Probably. THe point was really that people don't seem to want to buy food on board, but will accept and eat it if given to them for "free". Perhaps this has been used to justify one aspect of cost cutting on the part of the airlines - i.e. to say that people don't value getting food, therefore don't bother to provide it in any great way included in the fare.
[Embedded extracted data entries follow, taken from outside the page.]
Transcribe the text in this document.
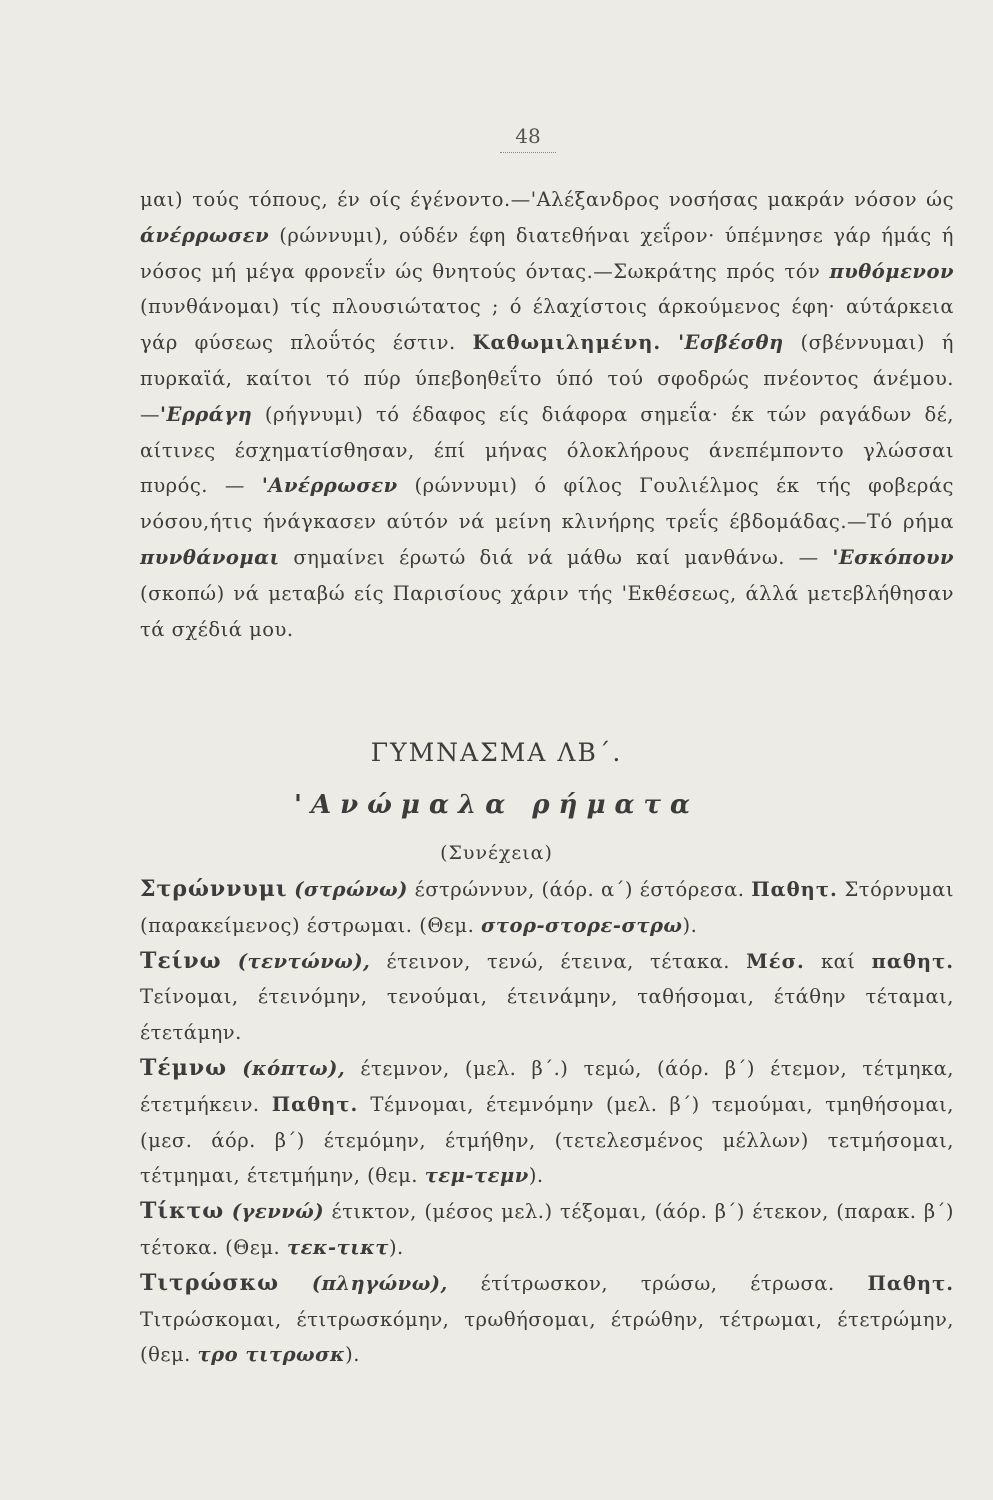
48

μαι) τούς τόπους, έν οίς έγένοντο.—'Αλέξανδρος νοσήσας μακράν νόσον ώς άνέρρωσεν (ρώννυμι), ούδέν έφη διατεθήναι χεΐρον· ύπέμνησε γάρ ήμάς ή νόσος μή μέγα φρονεΐν ώς θνητούς όντας.—Σωκράτης πρός τόν πυθόμενον (πυνθάνομαι) τίς πλουσιώτατος ; ό έλαχίστοις άρκούμενος έφη· αύτάρκεια γάρ φύσεως πλοΰτός έστιν. Καθωμιλημένη. 'Εσβέσθη (σβέννυμαι) ή πυρκαϊά, καίτοι τό πύρ ύπεβοηθεΐτο ύπό τού σφοδρώς πνέοντος άνέμου.—'Ερράγη (ρήγνυμι) τό έδαφος είς διάφορα σημεΐα· έκ τών ραγάδων δέ, αίτινες έσχηματίσθησαν, έπί μήνας όλοκλήρους άνεπέμποντο γλώσσαι πυρός. — 'Ανέρρωσεν (ρώννυμι) ό φίλος Γουλιέλμος έκ τής φοβεράς νόσου,ήτις ήνάγκασεν αύτόν νά μείνη κλινήρης τρεΐς έβδομάδας.—Τό ρήμα πυνθάνομαι σημαίνει έρωτώ διά νά μάθω καί μανθάνω. — 'Εσκόπουν (σκοπώ) νά μεταβώ είς Παρισίους χάριν τής 'Εκθέσεως, άλλά μετεβλήθησαν τά σχέδιά μου.

ΓΥΜΝΑΣΜΑ ΛΒ΄.
'Ανώμαλα ρήματα
(Συνέχεια)

Στρώννυμι (στρώνω) έστρώννυν, (άόρ. α΄) έστόρεσα. Παθητ. Στόρνυμαι (παρακείμενος) έστρωμαι. (Θεμ. στορ-στορε-στρω).
Τείνω (τεντώνω), έτεινον, τενώ, έτεινα, τέτακα. Μέσ. καί παθητ. Τείνομαι, έτεινόμην, τενούμαι, έτεινάμην, ταθήσομαι, έτάθην τέταμαι, έτετάμην.
Τέμνω (κόπτω), έτεμνον, (μελ. β΄.) τεμώ, (άόρ. β΄) έτεμον, τέτμηκα, έτετμήκειν. Παθητ. Τέμνομαι, έτεμνόμην (μελ. β΄) τεμούμαι, τμηθήσομαι, (μεσ. άόρ. β΄) έτεμόμην, έτμήθην, (τετελεσμένος μέλλων) τετμήσομαι, τέτμημαι, έτετμήμην, (θεμ. τεμ-τεμν).
Τίκτω (γεννώ) έτικτον, (μέσος μελ.) τέξομαι, (άόρ. β΄) έτεκον, (παρακ. β΄) τέτοκα. (Θεμ. τεκ-τικτ).
Τιτρώσκω (πληγώνω), έτίτρωσκον, τρώσω, έτρωσα. Παθητ. Τιτρώσκομαι, έτιτρωσκόμην, τρωθήσομαι, έτρώθην, τέτρωμαι, έτετρώμην, (θεμ. τρο τιτρωσκ).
Having said that, I've been travelling for long enough and on enough different airlines to have noted that these things go in cycles. At a certain point, the airlines decide that outdoing each other on service rather than price is a good idea and improves their margins. If the caterers are lucky, that may be about to happen.

Reply to
Andy Hall

Really? Does the Crown Prosecution Service know about this? I don't see the courts and prisons full of managers caught pickpocketing.

Reply to
Andy Hall

Scargill did make a mess of his actions and argument - though I don't know how he could have got it right - but all he did was correctly state the plans that the government already had for closing down the industry. If anything he badly underestimated the damage that the government intended, the illegal acts they were prepared to take, the illegal funding they were willing to put into it, and the damage they were willing to inflict in order to get their way.

But then no one expected any of that and some obviously still continue to deny the obvious.

Reply to
John Cartmell

There speaks a Daily Mail reader.

Reply to
Geoffrey

The first necessary step is actually to sack the incompetent managers who allowed (or possibly arranged for) this situation to arise. The first to go should be the Directors. With the same bunch in charge in the future no plan is going to work.

Having got some managers in who can manage then the way the company works can be considered. If you keep a workforce informed and have sound leadership situations like this simply don't arise.

You start reform at the top - not the bottom. Perhaps now is the time for some of people who have claimed inflated pay for the "risk" they are taking as managers and directors to find out what the word risk means.